Es por eso que la responsabilidad social de las ciencias y su capacidad crítica, son tan importantes: no hay modo de responsabilizarnos por nuestros impactos si estos quedan en los limbos. Otra vez, hay que considerar la responsabilidad social de todas las organizaciones, bajo el deber de reflexión, investigación y divulgación transparente de todos los impactos sociales y ambientales negativos de nuestro actuar.

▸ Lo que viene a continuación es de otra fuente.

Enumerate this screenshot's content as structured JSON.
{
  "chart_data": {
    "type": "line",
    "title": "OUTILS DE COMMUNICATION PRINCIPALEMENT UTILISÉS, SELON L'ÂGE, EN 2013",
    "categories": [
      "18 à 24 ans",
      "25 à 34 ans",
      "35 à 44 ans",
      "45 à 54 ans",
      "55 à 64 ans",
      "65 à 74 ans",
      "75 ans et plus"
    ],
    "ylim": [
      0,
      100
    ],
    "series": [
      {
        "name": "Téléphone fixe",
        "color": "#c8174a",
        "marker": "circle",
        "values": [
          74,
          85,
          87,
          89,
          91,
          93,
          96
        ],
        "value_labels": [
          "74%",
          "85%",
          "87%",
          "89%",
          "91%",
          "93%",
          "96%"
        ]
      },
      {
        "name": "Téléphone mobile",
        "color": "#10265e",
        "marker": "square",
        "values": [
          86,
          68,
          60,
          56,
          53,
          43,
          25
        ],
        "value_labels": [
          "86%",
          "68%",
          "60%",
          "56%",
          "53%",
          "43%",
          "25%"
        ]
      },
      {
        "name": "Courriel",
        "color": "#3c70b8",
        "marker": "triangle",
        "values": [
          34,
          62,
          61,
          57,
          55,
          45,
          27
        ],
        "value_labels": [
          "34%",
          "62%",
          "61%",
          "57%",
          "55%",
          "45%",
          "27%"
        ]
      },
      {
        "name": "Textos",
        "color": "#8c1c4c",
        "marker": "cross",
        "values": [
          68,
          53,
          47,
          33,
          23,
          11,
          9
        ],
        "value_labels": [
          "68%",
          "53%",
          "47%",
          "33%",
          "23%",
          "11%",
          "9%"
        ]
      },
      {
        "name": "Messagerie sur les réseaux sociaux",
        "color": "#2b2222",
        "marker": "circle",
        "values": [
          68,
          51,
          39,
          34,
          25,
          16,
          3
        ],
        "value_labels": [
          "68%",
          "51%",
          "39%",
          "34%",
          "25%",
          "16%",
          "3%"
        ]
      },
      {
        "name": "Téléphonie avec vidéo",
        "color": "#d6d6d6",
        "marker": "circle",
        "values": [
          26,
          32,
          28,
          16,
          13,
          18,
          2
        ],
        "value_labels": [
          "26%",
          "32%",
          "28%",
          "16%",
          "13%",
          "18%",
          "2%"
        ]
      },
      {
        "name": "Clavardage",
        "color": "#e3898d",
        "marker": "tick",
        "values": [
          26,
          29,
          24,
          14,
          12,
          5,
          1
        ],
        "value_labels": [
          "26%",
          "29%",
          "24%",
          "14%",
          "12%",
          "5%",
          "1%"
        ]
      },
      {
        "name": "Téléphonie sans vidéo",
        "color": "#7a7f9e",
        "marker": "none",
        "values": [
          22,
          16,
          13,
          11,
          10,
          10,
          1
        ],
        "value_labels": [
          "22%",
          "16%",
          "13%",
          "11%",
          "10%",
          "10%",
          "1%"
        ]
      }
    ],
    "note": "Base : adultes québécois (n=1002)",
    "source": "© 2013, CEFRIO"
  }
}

La responsabilidad social, a pesar de basarse en una imputación social y no individual, constituye una verdadera responsabilidad imputable y susceptible de desembocar en sanciones, y no un mero “compromiso” unilateral voluntario para cumplir con acciones altruistas a favor de la sociedad, cuando quiero y como quiero, sin que nadie me pueda exigir ni reprochar nada cuando no hago nada.
¿Cuál es la relación entre la “impacción” develada y la responsabilidad? Existen dos posibilidades. En un caso es una responsabilidad jurídica: prohibición del acto y sanción a los que, incumpliendo con la prohibición, son responsables ante la ley. En otros casos, son modos enteros de producción, vida y consumo, los que están en juego y que intervienen en los problemas sistémicos diagnosticados (problemas ecológicos, económicos, culturales, etc.). La lucha contra los impactos negativos, en dichos casos, es cuestión de responsabilidad social.
Si pudiéramos empezar seriamente a diagnosticar y tratar los impactos negativos de cada organización, habría ciertamente más incomodidad al inicio en las iniciativas de responsabilidad social, pero más eficacia y felicidad al final, porque la responsabilidad social no es cómoda acción altruista para los necesitados afuera de la organización, sino incómoda reorganización de sus rutinas adentro para su mejora continua (supresión de sus “impacciones”). Si pudiéramos confundir menos los problemas que dependen de la responsabilidad jurídica de las organizaciones con aquellos que remiten a su (co)responsabilidad social, lograríamos ciertamente menos pelea ideológica alrededor del tema de la responsabilidad social. Podríamos avanzar más en el ámbito de la responsabilización jurídica de las empresas, sobre todo las transnacionales (que tienen por el momento demasiados derechos y muy pocos deberes), y también avanzar más en el ámbito de las innovaciones inter-organizacionales para el fomento de una economía global más justa y sostenible.